La classe de collège est à l'intérieur de l'établissement mais celle du lycée est à l'extérieur, dans des locaux mis à disposition par le presbytère. Lorsque Sophie Auphan a sondé les élèves sur les conditions à réunir pour leur permettre de revenir à l'école. L'une d'entre elles, concernait "le besoin de ne pas franchir le seuil du lycée." Une promesse plus que tenue avec un cadre qui ressemble plus à une maison de vacances qu'à un lycée.

Ce système est une solution alternative provisoire qui a vocation à ce que l'élève réintègre rapidement une classe classique. "Cette classe est un tremplin pour leur redonner confiance avec les enseignants et renouer des liens avec les autres avant de retourner à l'école classique. Sans cela l'élève resterait chez lui." Une méthode qui a fonctionné pour Chiara, élève de sixième, explique sa maman, Tiphaine. "Après deux échecs à scolariser ma fille dans une classe de sixième, j'ai entendu parler de ce micro collège et ça lui a permis de retrouver des copines. Je n'aurais pas eu cela, je ne sais pas comment j'aurais fait", constate t-elle. Car désormais, son enfant "vient tout juste de réintégrer sa classe initiale." 

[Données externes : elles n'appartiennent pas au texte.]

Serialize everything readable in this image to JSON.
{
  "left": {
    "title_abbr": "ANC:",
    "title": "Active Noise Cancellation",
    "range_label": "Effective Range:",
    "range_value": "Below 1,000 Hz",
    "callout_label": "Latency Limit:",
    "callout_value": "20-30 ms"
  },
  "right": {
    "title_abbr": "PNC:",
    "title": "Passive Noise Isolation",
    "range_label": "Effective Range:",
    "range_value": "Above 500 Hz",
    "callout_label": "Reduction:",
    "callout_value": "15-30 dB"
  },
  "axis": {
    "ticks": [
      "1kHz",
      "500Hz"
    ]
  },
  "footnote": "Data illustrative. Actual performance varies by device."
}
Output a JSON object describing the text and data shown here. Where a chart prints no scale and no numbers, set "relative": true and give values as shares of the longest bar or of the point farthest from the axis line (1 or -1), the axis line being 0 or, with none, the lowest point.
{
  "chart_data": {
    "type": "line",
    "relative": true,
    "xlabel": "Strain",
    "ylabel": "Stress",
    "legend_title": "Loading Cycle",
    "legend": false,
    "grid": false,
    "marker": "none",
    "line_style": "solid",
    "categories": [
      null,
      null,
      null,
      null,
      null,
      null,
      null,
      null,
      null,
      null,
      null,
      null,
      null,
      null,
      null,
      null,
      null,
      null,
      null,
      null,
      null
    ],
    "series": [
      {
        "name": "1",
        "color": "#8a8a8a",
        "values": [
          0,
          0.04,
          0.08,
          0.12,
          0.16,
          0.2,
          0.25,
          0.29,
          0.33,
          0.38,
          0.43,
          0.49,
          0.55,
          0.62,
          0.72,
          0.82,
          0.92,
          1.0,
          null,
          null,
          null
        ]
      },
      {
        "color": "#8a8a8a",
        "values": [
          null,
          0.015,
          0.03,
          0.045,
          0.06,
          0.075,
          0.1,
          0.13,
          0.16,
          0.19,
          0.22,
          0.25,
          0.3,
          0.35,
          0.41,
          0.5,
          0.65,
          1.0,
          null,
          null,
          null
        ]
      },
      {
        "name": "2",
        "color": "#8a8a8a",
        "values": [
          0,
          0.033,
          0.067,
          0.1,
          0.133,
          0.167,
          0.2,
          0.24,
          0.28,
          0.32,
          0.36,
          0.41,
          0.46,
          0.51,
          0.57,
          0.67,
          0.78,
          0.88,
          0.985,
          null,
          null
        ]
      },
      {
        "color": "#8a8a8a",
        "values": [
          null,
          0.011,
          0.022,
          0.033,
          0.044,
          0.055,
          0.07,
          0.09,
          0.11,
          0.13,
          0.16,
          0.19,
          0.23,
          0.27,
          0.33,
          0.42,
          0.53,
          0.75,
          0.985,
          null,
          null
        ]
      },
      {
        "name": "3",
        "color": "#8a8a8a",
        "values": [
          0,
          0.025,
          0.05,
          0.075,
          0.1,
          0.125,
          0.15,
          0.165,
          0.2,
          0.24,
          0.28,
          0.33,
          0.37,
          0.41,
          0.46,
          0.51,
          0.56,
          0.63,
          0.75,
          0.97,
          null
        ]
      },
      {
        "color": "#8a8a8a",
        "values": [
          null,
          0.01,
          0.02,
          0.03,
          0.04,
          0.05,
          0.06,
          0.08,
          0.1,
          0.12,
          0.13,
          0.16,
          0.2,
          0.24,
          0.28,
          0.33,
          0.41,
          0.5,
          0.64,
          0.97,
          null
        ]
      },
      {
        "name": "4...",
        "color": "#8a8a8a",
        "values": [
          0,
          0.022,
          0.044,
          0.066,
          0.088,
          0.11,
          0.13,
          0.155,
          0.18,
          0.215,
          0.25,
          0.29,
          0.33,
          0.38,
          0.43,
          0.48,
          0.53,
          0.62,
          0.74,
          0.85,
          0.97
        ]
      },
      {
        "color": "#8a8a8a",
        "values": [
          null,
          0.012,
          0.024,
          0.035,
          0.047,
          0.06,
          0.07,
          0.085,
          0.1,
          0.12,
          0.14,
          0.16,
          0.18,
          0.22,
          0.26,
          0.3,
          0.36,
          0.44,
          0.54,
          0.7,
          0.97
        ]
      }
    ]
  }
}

"Un espoir de réussir dans la vie"

Justine, à droite, a retrouvé le sourire, pour le plus grand bonheur de sa professeure de SVT (photo Corentin Corger)

Comme Chiara, Justine, 17 ans, ne parvenait plus à aller en cours. "Je n'y arrivais plus. À la récréation, j'avais un blocage." Mais grâce à ce micro lycée elle retrouve plaisir à aller à l'école : "j'adore venir ici. On a aucune pression, on vient profiter des cours. Comme on a vécu la même chose on se comprend très bien et les profs se mettent à notre place. Je me suis intégrée facilement alors que je ne connaissais personne. J'ai retrouvé une possibilité, un espoir de réussir dans la vie." 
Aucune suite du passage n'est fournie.